G7 ülkeleri, Ukrayna’daki savaşın üçüncü yılına girilirken Rusya üzerindeki ekonomik baskıyı artırmak amacıyla yeni yaptırım paketleri hazırlıyor. Almanya, ABD, Fransa, Birleşik Krallık, Japonya, Kanada ve İtalya’dan oluşan G7 bloğu, önümüzdeki haftalarda açıklanması beklenen yaptırımlarla özellikle enerji, savunma ve ileri teknoloji alanlarını hedef alacak.
Hedef: Rusya’nın teknolojiye erişimini sınırlamak
Yeni yaptırımların odak noktasında Rusya’nın yarı iletken, yapay zekâ ve hassas makine ekipmanlarına erişiminin sınırlandırılması bulunuyor. ABD Hazine Bakanlığı yetkilileri, Rus savunma sanayisinin bu teknolojilere dolaylı yollardan erişim sağladığını ve bu yolların kesilmesi gerektiğini vurguladı. Ayrıca Çinli şirketlerin bu erişime aracılık ettiği iddiası da gündemde.
Enerji alanında stratejik baskı
Almanya ve Fransa’nın girişimiyle hazırlanmakta olan yaptırım listesine, Rus enerji sektöründeki yeni projelere yatırım yasağı da ekleniyor.
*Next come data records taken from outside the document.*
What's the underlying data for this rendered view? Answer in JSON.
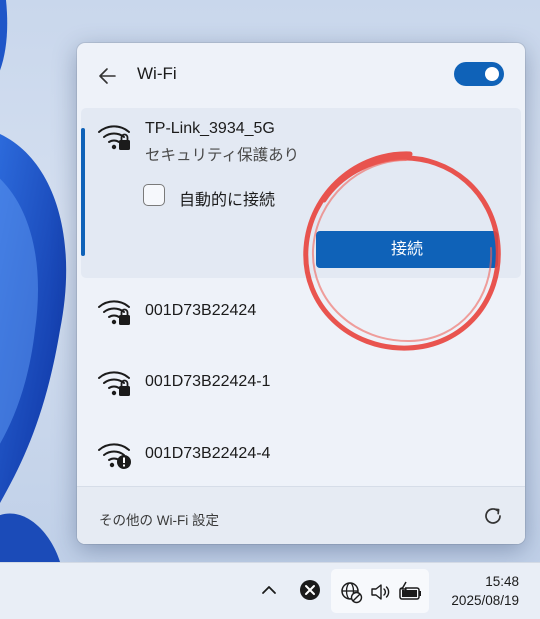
{
  "flyout": {
    "title": "Wi-Fi",
    "wifi_enabled": true,
    "accent_color": "#0f62b8"
  },
  "networks": [
    {
      "ssid": "TP-Link_3934_5G",
      "security": "セキュリティ保護あり",
      "icon": "wifi-secured-icon",
      "expanded": true,
      "auto_connect_label": "自動的に接続",
      "auto_connect_checked": false,
      "connect_label": "接続"
    },
    {
      "ssid": "001D73B22424",
      "icon": "wifi-secured-icon"
    },
    {
      "ssid": "001D73B22424-1",
      "icon": "wifi-secured-icon"
    },
    {
      "ssid": "001D73B22424-4",
      "icon": "wifi-warning-icon"
    }
  ],
  "footer": {
    "more_settings": "その他の Wi-Fi 設定"
  },
  "taskbar": {
    "time": "15:48",
    "date": "2025/08/19"
  },
  "annotation_color": "#e8423c"
}
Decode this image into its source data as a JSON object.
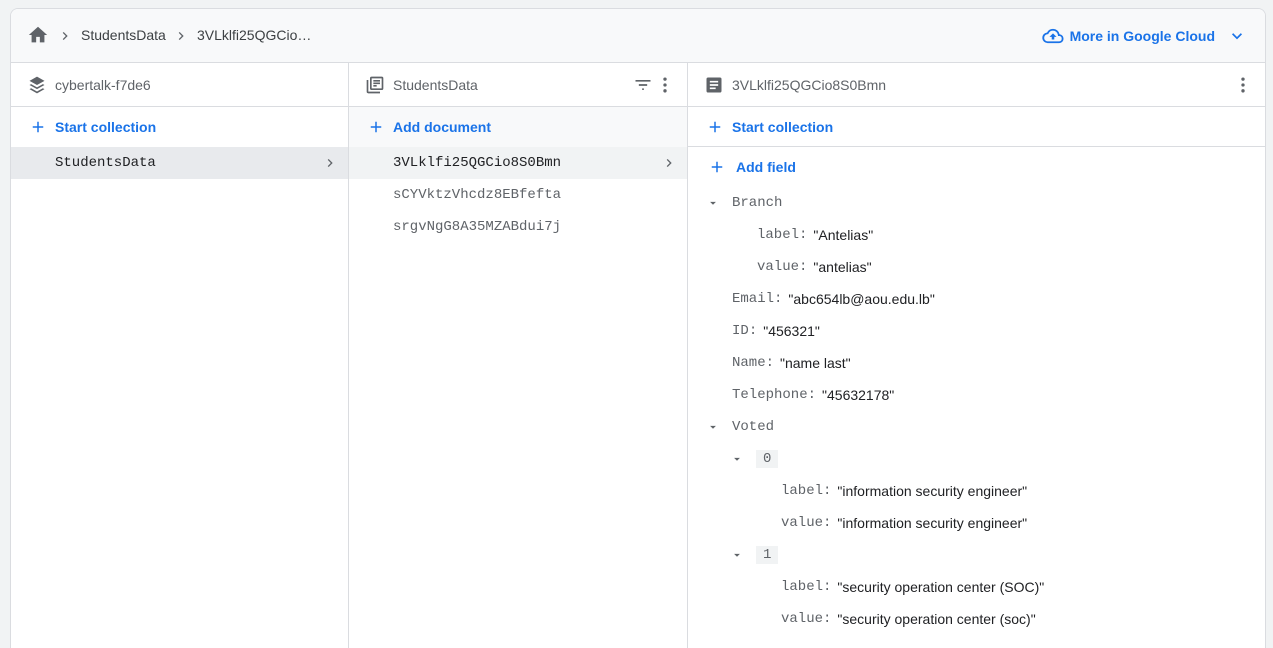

Özellikle LNG (sıvılaştırılmış doğal gaz) yatırımları ve boru hattı genişletmeleri, G7’nin radarında. Bu adım, Rusya’nın enerji ihracatından sağladığı geliri azaltmayı amaçlıyor.
Çinli şirketler de listede olabilir
Washington yönetimi, yaptırımların yalnızca Rusya’yla sınırlı kalmayacağını, Moskova’ya askeri veya teknolojik destek sağlayan üçüncü ülke aktörlerinin de hedef alınacağını açıkladı. Bu kapsamda, özellikle Çinli teknoloji firmalarının da listeye eklenmesi gündemde. Böyle bir kararın, ABD-Çin ilişkilerinde yeni bir gerilim başlığı yaratması bekleniyor.
Rusya’dan ilk tepki: “Ekonomik savaş”
Kremlin Sözcüsü Dmitri Peskov, olası yaptırımların “ekonomik savaşın devamı” olduğunu belirterek Batı’yı çift taraflı ilişkileri sabote etmekle suçladı. Rus yetkililer, iç piyasada alternatif tedarik zincirleri kurduklarını ve ambargolara karşı hazırlıklı olduklarını ifade ediyor.
Analiz: Jeopolitik gerilimler tırmanıyor
Uzmanlara göre G7’nin yeni yaptırım hamlesi, Rusya’nın savaş kapasitesini zayıflatma amacını taşısa da, aynı zamanda küresel ticaret dengeleri üzerinde yeni baskılar oluşturabilir. Özellikle Çin’le olan ekonomik ilişkiler bu noktada belirleyici olacak. Ayrıca enerji piyasalarında arz-talep dengesi ve fiyat oynaklıklarının artması da öngörülüyor.